Brian had told me previously about Grand Narrative, but I hadn’t really looked at it until these articles. The author, James Turnbull, is a remarkably handsome fellow (check out his About page!), a family man, and an academic who has dedicated his blog to “Korean Sociology Through Gender, Advertising and Popular Culture”. For someone who’s been steeped in academic studies of pop culture throughout most of his adult life, I can safely say that this blog KICKS TOTAL ASS. It’s a lot of fun to read, mentions books that will be useful to those with an interest in idols, and has a very unique take on Korean pop culture.

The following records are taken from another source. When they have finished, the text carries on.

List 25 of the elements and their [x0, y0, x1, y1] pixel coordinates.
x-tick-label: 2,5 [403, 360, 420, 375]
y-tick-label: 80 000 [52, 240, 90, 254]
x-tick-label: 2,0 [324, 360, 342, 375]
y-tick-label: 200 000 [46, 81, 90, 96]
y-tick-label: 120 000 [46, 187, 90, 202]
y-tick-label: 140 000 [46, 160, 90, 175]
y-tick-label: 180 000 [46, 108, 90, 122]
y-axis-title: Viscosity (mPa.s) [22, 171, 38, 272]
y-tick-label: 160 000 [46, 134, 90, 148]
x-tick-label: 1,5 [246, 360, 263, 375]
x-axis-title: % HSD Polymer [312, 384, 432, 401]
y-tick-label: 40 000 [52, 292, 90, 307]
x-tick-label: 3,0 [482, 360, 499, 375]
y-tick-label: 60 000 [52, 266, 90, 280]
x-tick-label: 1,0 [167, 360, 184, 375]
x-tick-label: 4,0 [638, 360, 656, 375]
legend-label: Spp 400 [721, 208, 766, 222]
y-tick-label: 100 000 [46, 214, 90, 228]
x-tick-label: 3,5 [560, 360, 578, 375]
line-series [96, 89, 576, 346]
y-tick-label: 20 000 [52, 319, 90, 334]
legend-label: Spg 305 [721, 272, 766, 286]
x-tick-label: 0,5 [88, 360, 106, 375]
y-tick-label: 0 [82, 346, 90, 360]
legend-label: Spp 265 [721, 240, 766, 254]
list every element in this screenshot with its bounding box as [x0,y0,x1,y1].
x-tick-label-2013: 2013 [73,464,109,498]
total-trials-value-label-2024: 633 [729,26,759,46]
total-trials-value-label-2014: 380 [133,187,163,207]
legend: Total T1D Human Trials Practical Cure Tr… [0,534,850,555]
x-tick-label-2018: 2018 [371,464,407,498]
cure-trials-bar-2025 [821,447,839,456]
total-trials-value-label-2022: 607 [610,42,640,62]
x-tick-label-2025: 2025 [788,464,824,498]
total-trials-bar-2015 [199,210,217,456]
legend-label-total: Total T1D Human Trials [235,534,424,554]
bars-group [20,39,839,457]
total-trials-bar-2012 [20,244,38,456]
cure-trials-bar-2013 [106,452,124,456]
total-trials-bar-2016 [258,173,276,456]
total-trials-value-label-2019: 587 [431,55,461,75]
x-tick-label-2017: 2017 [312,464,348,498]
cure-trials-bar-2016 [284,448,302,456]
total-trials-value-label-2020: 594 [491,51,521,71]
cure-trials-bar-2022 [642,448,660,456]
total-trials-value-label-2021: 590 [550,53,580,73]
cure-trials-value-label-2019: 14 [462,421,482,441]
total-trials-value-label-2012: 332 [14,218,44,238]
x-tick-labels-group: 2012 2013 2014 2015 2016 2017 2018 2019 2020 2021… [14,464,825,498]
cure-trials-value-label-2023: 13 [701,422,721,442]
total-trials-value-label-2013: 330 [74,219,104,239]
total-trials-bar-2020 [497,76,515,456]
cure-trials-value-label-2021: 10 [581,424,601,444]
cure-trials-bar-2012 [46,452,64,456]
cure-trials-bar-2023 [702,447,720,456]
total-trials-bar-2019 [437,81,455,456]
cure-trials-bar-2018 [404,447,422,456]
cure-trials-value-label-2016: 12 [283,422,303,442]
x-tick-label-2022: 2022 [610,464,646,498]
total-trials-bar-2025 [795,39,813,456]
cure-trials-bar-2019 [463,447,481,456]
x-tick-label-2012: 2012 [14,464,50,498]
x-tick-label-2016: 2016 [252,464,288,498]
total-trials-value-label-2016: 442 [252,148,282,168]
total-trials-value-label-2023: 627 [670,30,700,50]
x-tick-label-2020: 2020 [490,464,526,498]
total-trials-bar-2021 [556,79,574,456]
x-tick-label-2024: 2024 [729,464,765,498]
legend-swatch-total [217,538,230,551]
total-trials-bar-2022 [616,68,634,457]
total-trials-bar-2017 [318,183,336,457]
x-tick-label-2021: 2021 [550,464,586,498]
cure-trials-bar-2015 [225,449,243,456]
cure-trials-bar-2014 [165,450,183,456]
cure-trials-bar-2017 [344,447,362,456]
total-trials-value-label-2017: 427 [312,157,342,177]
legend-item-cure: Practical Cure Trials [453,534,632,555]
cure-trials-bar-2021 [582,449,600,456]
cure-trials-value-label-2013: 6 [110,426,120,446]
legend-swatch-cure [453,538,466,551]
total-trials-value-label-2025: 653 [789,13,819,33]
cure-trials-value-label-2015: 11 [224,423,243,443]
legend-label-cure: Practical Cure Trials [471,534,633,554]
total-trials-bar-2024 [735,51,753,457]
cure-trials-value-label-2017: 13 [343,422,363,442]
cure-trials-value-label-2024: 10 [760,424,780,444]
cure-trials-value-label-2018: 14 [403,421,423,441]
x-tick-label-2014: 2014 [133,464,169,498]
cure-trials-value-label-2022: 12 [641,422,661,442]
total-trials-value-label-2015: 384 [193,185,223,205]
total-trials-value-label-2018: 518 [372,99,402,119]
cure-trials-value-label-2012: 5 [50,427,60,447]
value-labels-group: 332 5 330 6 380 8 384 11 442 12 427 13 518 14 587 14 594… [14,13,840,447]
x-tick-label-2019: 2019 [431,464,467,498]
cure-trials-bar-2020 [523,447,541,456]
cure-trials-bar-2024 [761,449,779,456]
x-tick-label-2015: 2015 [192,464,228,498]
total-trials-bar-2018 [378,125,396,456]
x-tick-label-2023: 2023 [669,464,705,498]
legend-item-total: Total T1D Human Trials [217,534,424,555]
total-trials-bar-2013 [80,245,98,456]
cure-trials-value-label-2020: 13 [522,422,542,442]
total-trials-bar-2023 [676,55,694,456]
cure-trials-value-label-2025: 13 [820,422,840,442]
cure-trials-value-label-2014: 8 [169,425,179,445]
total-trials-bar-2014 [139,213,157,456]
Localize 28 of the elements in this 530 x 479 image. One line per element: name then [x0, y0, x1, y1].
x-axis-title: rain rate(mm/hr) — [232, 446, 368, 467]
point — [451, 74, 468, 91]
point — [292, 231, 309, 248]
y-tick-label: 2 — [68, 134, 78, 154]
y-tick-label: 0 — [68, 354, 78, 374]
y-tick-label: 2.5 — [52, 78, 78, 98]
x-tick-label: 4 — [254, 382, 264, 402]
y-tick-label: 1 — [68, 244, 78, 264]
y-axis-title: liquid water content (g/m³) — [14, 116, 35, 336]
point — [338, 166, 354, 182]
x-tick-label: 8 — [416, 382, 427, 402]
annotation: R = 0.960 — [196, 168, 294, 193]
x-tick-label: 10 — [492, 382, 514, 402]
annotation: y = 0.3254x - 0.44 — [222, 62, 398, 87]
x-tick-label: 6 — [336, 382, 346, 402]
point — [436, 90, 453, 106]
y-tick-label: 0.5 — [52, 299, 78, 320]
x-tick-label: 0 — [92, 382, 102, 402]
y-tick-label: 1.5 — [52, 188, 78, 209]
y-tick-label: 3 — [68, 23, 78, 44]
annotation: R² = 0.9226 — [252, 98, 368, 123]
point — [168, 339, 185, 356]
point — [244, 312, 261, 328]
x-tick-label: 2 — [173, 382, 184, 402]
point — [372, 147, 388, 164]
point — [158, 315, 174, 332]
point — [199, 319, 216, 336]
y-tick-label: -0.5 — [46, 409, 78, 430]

James’ blog would probably be upsetting for those who don’t want to hear about some of the horrible statistics that support what he calls the “gender apartheid” in South Korea. If you don’t want a harsh on your idol mellow, then just stay away and play with your unicorns and rainbows. If you don’t mind admitting that idols and pop culture reflect – and may even help promote – some of the social ills of a culture… and that those social ills should be considered, and not just waved away… Well, there’s a lot to read and think about here.
Of course, it’s not all black and white. It’s clear from his posts that he’s aware of how tricky it is to navigate between the pitfalls of being a sexual object and the empowerment of sexual subjectification. That’s important to me, in that the old-school academics where any show of sexualized femininity becomes automatically suspect always struck me as retrograde and unrealistic and is an automatic turn-off (like rude people and smoking!).
Anyway, James’ latest post is a real treat because it’s the first in a series that will translate an article by academic Kang In-kyu about how “oppa” (older brothers, in an idiomatic and not biological sense) and the “oppa craze” were created by older men who want their fantasies expressed by pretty young things. For longtime idol watchers in Japan, this isn’t really earth-shattering news – older men are running roughshod over the girl group idol industry? And did dog bite man today? However, it’s the finer details here – the study of songwriters and lyrics and certain tropes that emerge – that make this a fascinating read, interleaved as it is with some shocking statistics on abuse of women in Korea.
The comments section are also worth reading, as it provides some useful clarifications. And I’m sure the rest of this translated article will hold more insights worth musing over. I’m excited! And I hope you are too.